Look for *any* number of files in a folder

I wrote a simple function that looks for and deletes empty folders. I only look for the presence of files, and ignore empty subfolders.

$files = Get-ChildItem -Path $folder -File -Recurse
if ($files.count -gt 0) {Remove-Item $folder -Recurse -Force}

The problem is that for folders with thousands of files, the Get-ChildItem cmdlet takes a long time to run. All I want to know is “are there more than zero files” and I don’t care about the actual number of files. Is there a simpler method?

Hi.

If you don’t want to collect info for all files you could try and wrap the Get-ChildItem in a foreach loop and exit it once you find a single file.

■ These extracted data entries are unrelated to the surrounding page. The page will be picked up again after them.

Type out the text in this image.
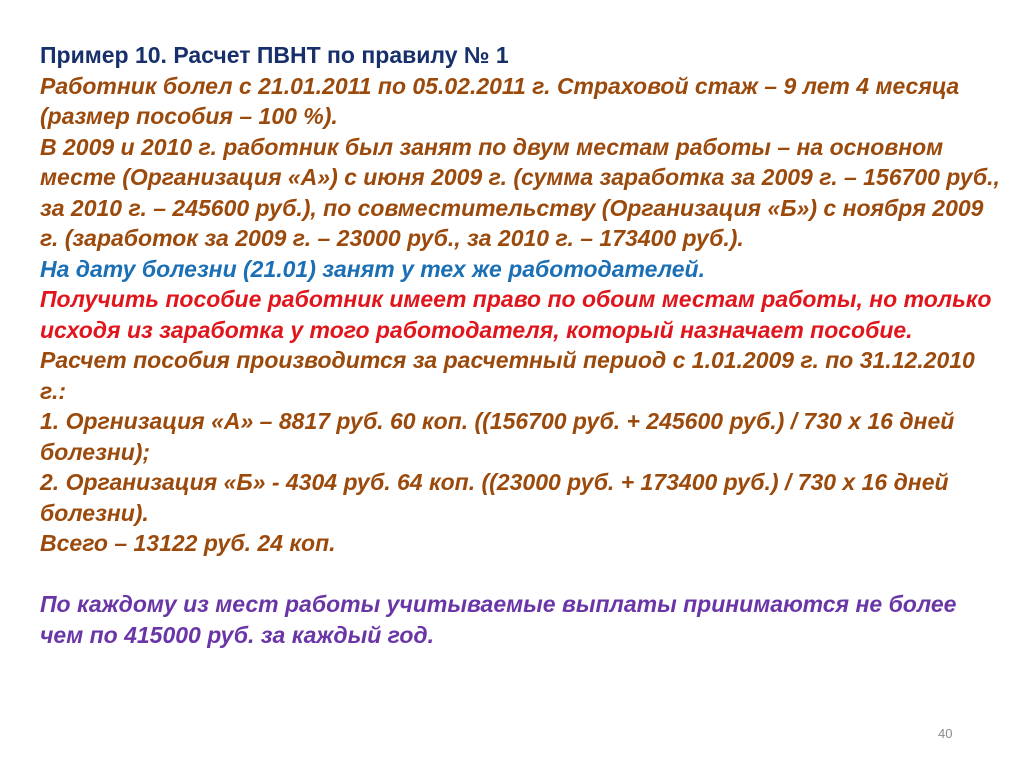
Пример 10. Расчет ПВНТ по правилу № 1

Работник болел с 21.01.2011 по 05.02.2011 г. Страховой стаж – 9 лет 4 месяца (размер пособия – 100 %).

В 2009 и 2010 г. работник был занят по двум местам работы – на основном месте (Организация «А») с июня 2009 г. (сумма заработка за 2009 г. – 156700 руб., за 2010 г. – 245600 руб.), по совместительству (Организация «Б») с ноября 2009 г. (заработок за 2009 г. – 23000 руб., за 2010 г. – 173400 руб.).

На дату болезни (21.01) занят у тех же работодателей.

Получить пособие работник имеет право по обоим местам работы, но только исходя из заработка у того работодателя, который назначает пособие.

Расчет пособия производится за расчетный период с 1.01.2009 г. по 31.12.2010 г.:

1. Оргнизация «А» – 8817 руб. 60 коп. ((156700 руб. + 245600 руб.) / 730 х 16 дней болезни);

2. Организация «Б» - 4304 руб. 64 коп. ((23000 руб. + 173400 руб.) / 730 х 16 дней болезни).

Всего – 13122 руб. 24 коп.

По каждому из мест работы учитываемые выплаты принимаются не более чем по 415000 руб. за каждый год.

40
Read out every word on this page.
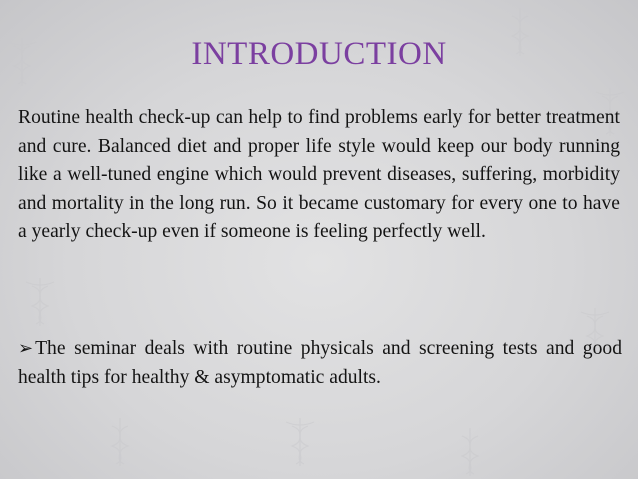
INTRODUCTION

Routine health check-up can help to find problems early for better treatment and cure. Balanced diet and proper life style would keep our body running like a well-tuned engine which would prevent diseases, suffering, morbidity and mortality in the long run. So it became customary for every one to have a yearly check-up even if someone is feeling perfectly well.

➢ The seminar deals with routine physicals and screening tests and good health tips for healthy & asymptomatic adults.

If you’re just going to remove it anyway, why not just cut to the chase and try to remove it, suppressing the error if it doesn’t exist?


Remove-Item $folder -Recurse -Force -ErrorAction SilentlyContinue

In PowerShell 3.0 or later, I’d simply pipe Get-ChildItem to Select-Object -First 1. This will abort the pipeline as soon as one object is found. In PowerShell 2.0, however, this wouldn’t help, and I would probably wind up using a little bit of p/invoke to get at the Win32 API’s FindFirstFile function.

The text portion of the original post says you’re deleting empty folders, but the code appears to delete folders that aren’t empty (delete where greater than 0 files). Could you clarify the objective?

You can also use the .Net method instead of Get-ChildItem which is always faster.

Ah, the -First operator is exactly what I was looking for, thanks!